While on the topic of transfer cases, there is one more area of the drivetrain the GM trucks can use some cheap insurance. The Transfer case bolts directly to the aluminum housing on the back of the transmission, and naturally there is a lot of vibration transferred from the driveshafts into the transfer case, and ultimately the trans. Occasionally, if there is a driveline out of balance, a worn carrier bearing or extra shock loading of the drivetrain, the extension housing on the transmission can crack, leading to a very costly repair. The best way to prevent this problem from occurring is to reinforce the joint between the transfer case and transmission and take some stress off the extension housing. Merchant Automotive also offers a transmission brace that will do just that for $130, and you’ll have one less thing to worry about. They make braces for both the ZF6 manuals and the Allison automatics, to keep any 4wd Duramax happy.
Ever heard of the one tire fire? If you’ve ever experienced it firsthand, you know the embarrassment that comes from the failure of both rear tires to perform, whether it causes you to get stuck while off-roading or just do a lackluster burnout.

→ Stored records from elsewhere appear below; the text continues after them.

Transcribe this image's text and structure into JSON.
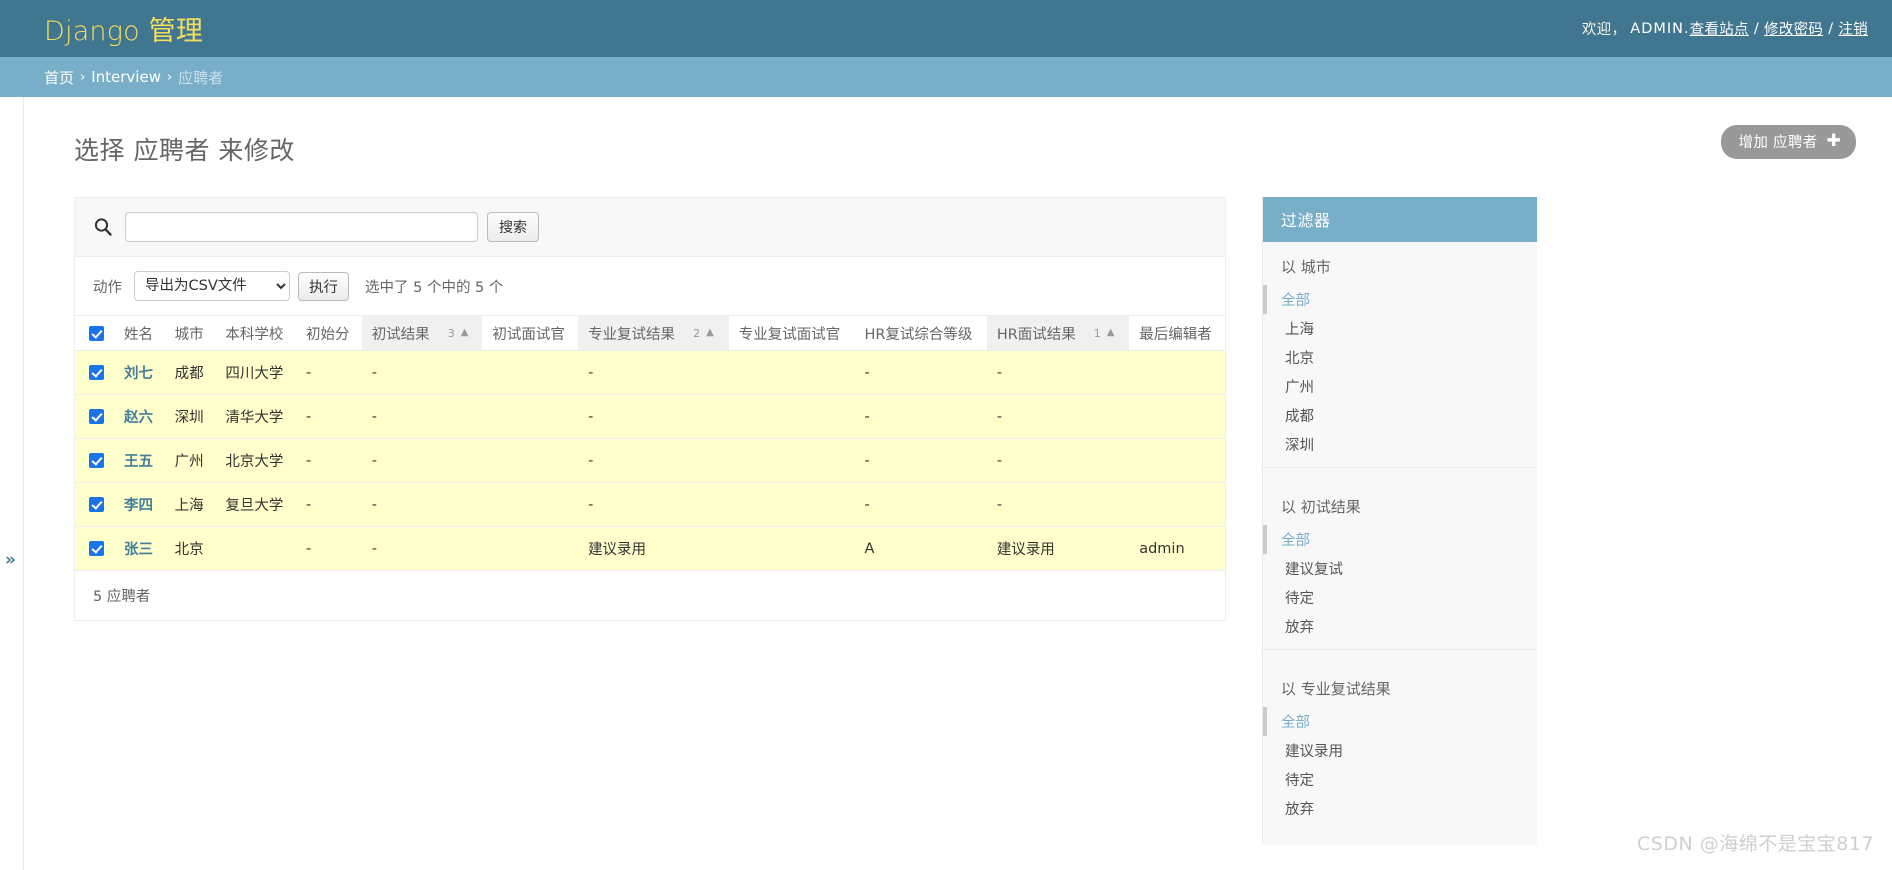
{
  "header": {
    "branding_title": "Django 管理",
    "welcome": "欢迎，",
    "username": "ADMIN.",
    "links": [
      {
        "label": "查看站点"
      },
      {
        "label": "修改密码"
      },
      {
        "label": "注销"
      }
    ],
    "separator": "/"
  },
  "breadcrumbs": {
    "items": [
      {
        "label": "首页",
        "current": false
      },
      {
        "label": "Interview",
        "current": false
      },
      {
        "label": "应聘者",
        "current": true
      }
    ],
    "separator": "›"
  },
  "page": {
    "title": "选择 应聘者 来修改",
    "add_button_label": "增加 应聘者",
    "add_button_icon": "plus-icon"
  },
  "search": {
    "icon": "search-icon",
    "value": "",
    "placeholder": "",
    "submit_label": "搜索"
  },
  "actions": {
    "label": "动作",
    "selected_action": "导出为CSV文件",
    "options": [
      "导出为CSV文件"
    ],
    "go_label": "执行",
    "counter": "选中了 5 个中的 5 个"
  },
  "table": {
    "select_all_checked": true,
    "columns": [
      {
        "label": "",
        "key": "checkbox",
        "sorted": false,
        "sort_priority": "",
        "sort_arrow": ""
      },
      {
        "label": "姓名",
        "key": "name",
        "sorted": false,
        "sort_priority": "",
        "sort_arrow": ""
      },
      {
        "label": "城市",
        "key": "city",
        "sorted": false,
        "sort_priority": "",
        "sort_arrow": ""
      },
      {
        "label": "本科学校",
        "key": "school",
        "sorted": false,
        "sort_priority": "",
        "sort_arrow": ""
      },
      {
        "label": "初始分",
        "key": "initial_score",
        "sorted": false,
        "sort_priority": "",
        "sort_arrow": ""
      },
      {
        "label": "初试结果",
        "key": "first_result",
        "sorted": true,
        "sort_priority": "3",
        "sort_arrow": "▲"
      },
      {
        "label": "初试面试官",
        "key": "first_interviewer",
        "sorted": false,
        "sort_priority": "",
        "sort_arrow": ""
      },
      {
        "label": "专业复试结果",
        "key": "second_result",
        "sorted": true,
        "sort_priority": "2",
        "sort_arrow": "▲"
      },
      {
        "label": "专业复试面试官",
        "key": "second_interviewer",
        "sorted": false,
        "sort_priority": "",
        "sort_arrow": ""
      },
      {
        "label": "HR复试综合等级",
        "key": "hr_grade",
        "sorted": false,
        "sort_priority": "",
        "sort_arrow": ""
      },
      {
        "label": "HR面试结果",
        "key": "hr_result",
        "sorted": true,
        "sort_priority": "1",
        "sort_arrow": "▲"
      },
      {
        "label": "最后编辑者",
        "key": "last_editor",
        "sorted": false,
        "sort_priority": "",
        "sort_arrow": ""
      }
    ],
    "rows": [
      {
        "checked": true,
        "name": "刘七",
        "city": "成都",
        "school": "四川大学",
        "initial_score": "-",
        "first_result": "-",
        "first_interviewer": "",
        "second_result": "-",
        "second_interviewer": "",
        "hr_grade": "-",
        "hr_result": "-",
        "last_editor": ""
      },
      {
        "checked": true,
        "name": "赵六",
        "city": "深圳",
        "school": "清华大学",
        "initial_score": "-",
        "first_result": "-",
        "first_interviewer": "",
        "second_result": "-",
        "second_interviewer": "",
        "hr_grade": "-",
        "hr_result": "-",
        "last_editor": ""
      },
      {
        "checked": true,
        "name": "王五",
        "city": "广州",
        "school": "北京大学",
        "initial_score": "-",
        "first_result": "-",
        "first_interviewer": "",
        "second_result": "-",
        "second_interviewer": "",
        "hr_grade": "-",
        "hr_result": "-",
        "last_editor": ""
      },
      {
        "checked": true,
        "name": "李四",
        "city": "上海",
        "school": "复旦大学",
        "initial_score": "-",
        "first_result": "-",
        "first_interviewer": "",
        "second_result": "-",
        "second_interviewer": "",
        "hr_grade": "-",
        "hr_result": "-",
        "last_editor": ""
      },
      {
        "checked": true,
        "name": "张三",
        "city": "北京",
        "school": "",
        "initial_score": "-",
        "first_result": "-",
        "first_interviewer": "",
        "second_result": "建议录用",
        "second_interviewer": "",
        "hr_grade": "A",
        "hr_result": "建议录用",
        "last_editor": "admin"
      }
    ]
  },
  "paginator": {
    "count_text": "5 应聘者"
  },
  "filter": {
    "header": "过滤器",
    "groups": [
      {
        "title": "以 城市",
        "choices": [
          {
            "label": "全部",
            "selected": true
          },
          {
            "label": "上海",
            "selected": false
          },
          {
            "label": "北京",
            "selected": false
          },
          {
            "label": "广州",
            "selected": false
          },
          {
            "label": "成都",
            "selected": false
          },
          {
            "label": "深圳",
            "selected": false
          }
        ]
      },
      {
        "title": "以 初试结果",
        "choices": [
          {
            "label": "全部",
            "selected": true
          },
          {
            "label": "建议复试",
            "selected": false
          },
          {
            "label": "待定",
            "selected": false
          },
          {
            "label": "放弃",
            "selected": false
          }
        ]
      },
      {
        "title": "以 专业复试结果",
        "choices": [
          {
            "label": "全部",
            "selected": true
          },
          {
            "label": "建议录用",
            "selected": false
          },
          {
            "label": "待定",
            "selected": false
          },
          {
            "label": "放弃",
            "selected": false
          }
        ]
      }
    ]
  },
  "sidebar_toggle": {
    "icon": "chevron-double-right-icon",
    "glyph": "»"
  },
  "watermark": {
    "text": "CSDN @海绵不是宝宝817"
  },
  "colors": {
    "header_bg": "#417690",
    "breadcrumb_bg": "#79aec8",
    "brand_text": "#f5dd5d",
    "link": "#447e9b",
    "row_highlight": "#ffffcc",
    "add_button_bg": "#999999"
  }
}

Most Duramax powered HD’s come with the AAM (American Axle Manufacturing) 11.5” rear axle with an Eaton G80 differential inside. While it called a locking differential, it’s technically a clutch-based limited-slip that has an engagement mechanism which kicks in when a difference in tire speed of at least 100 RPM is sensed, but also de-activates at speeds above 40mph. While they work great when new, they are overly complicated for the job they need to do, and because they are based on a clutch, they will wear out once some miles have accumulated, resulting in that emasculating issue.
Luckily, there is a little purple pill for your AAM 11.5 which will keep power going to both wheel when it’s needed. A Yukon Grizzly locker installs in place of your original G80 and will send power to both rear wheels when slip is sensed, but still allow for smooth driving on the street. The best part about a true mechanical locker is there are no complicated extras to install like an air compressor or electrical lines associated with a selectable locker, they are just simple and reliable.
New or Used
The age-old debate of whether to buy a new or used truck will go on for generations to come. While a brand-new truck generally won’t have any issues, it’s a tough pill to swallow when making the payment each month. To me, it makes a lot more financial sense to keep an older truck on the road. You’ll have a cheaper payment, cheaper insurance, and more cashflow for upgrades. Just remember you’ll have to throw a couple bucks at the truck every now and again for maintenance and repairs, and you’ll be a happy diesel customer for life.